Il se réveilla, les aiguilles de sa montre lui indiquaient 11h30. Le soleil tapait fort sur son crâne dégarni, il sortit de la poche intérieure de son veston grisé par le temps, sa vieille casquette à carreaux blancs et gris et la posa sur sa tête.

Dans toute cette lumière éblouissante, une ombre vint le rejoindre:

  • Bonjour Monsieur André, comment va Madame aujourd'hui?

La question n'avait rien de cynique, bien au contraire, après bientôt dix ans, un lien très fort s'était tissé entre le vieil homme et le fossoyeur.

  • Bonjour Henri, mieux qu'hier et moins bien que demain, je l'espère.

Ce court échange était désormais leur petit rituel, le jeune homme vint s'asseoir à ses côtés. Il sortit de son sac deux petites bouteilles d'eau et deux sandwiches emballés dans une feuille d'aluminium.

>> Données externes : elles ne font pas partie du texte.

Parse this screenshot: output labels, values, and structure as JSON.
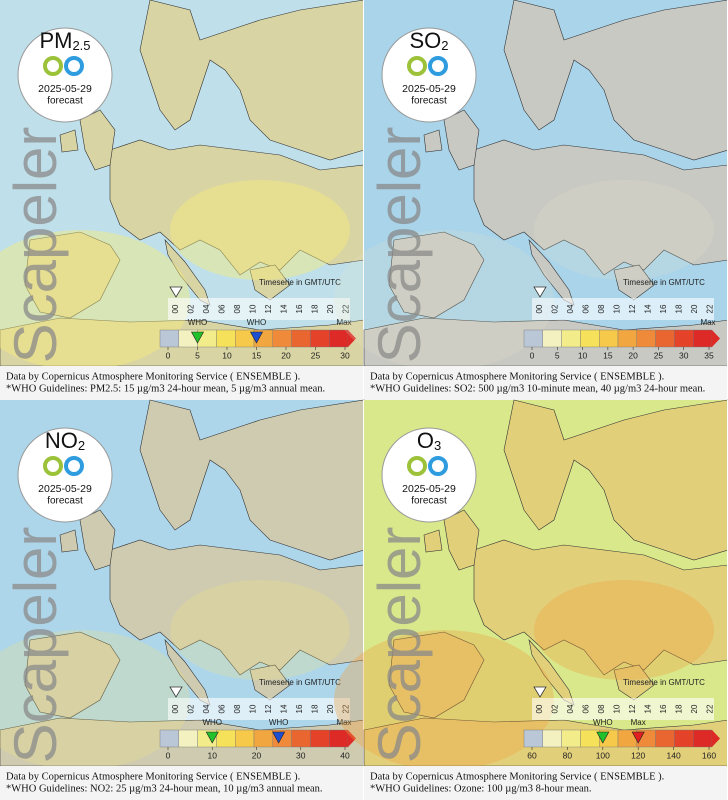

  • Jambon-beurre aujourd'hui, Monsieur André, bon appétit

Ils mangèrent en silence. Le vieil homme fixant la photo de sa femme sur la stèle, de multiples souvenirs en tête. Le fossoyeur l'observait rajeunir à mesure que sa mémoire remontait dans le temps.

12h30, Henri se leva.

  • Allez Monsieur André, il est l'heure... venez, je vous dépose chez vous.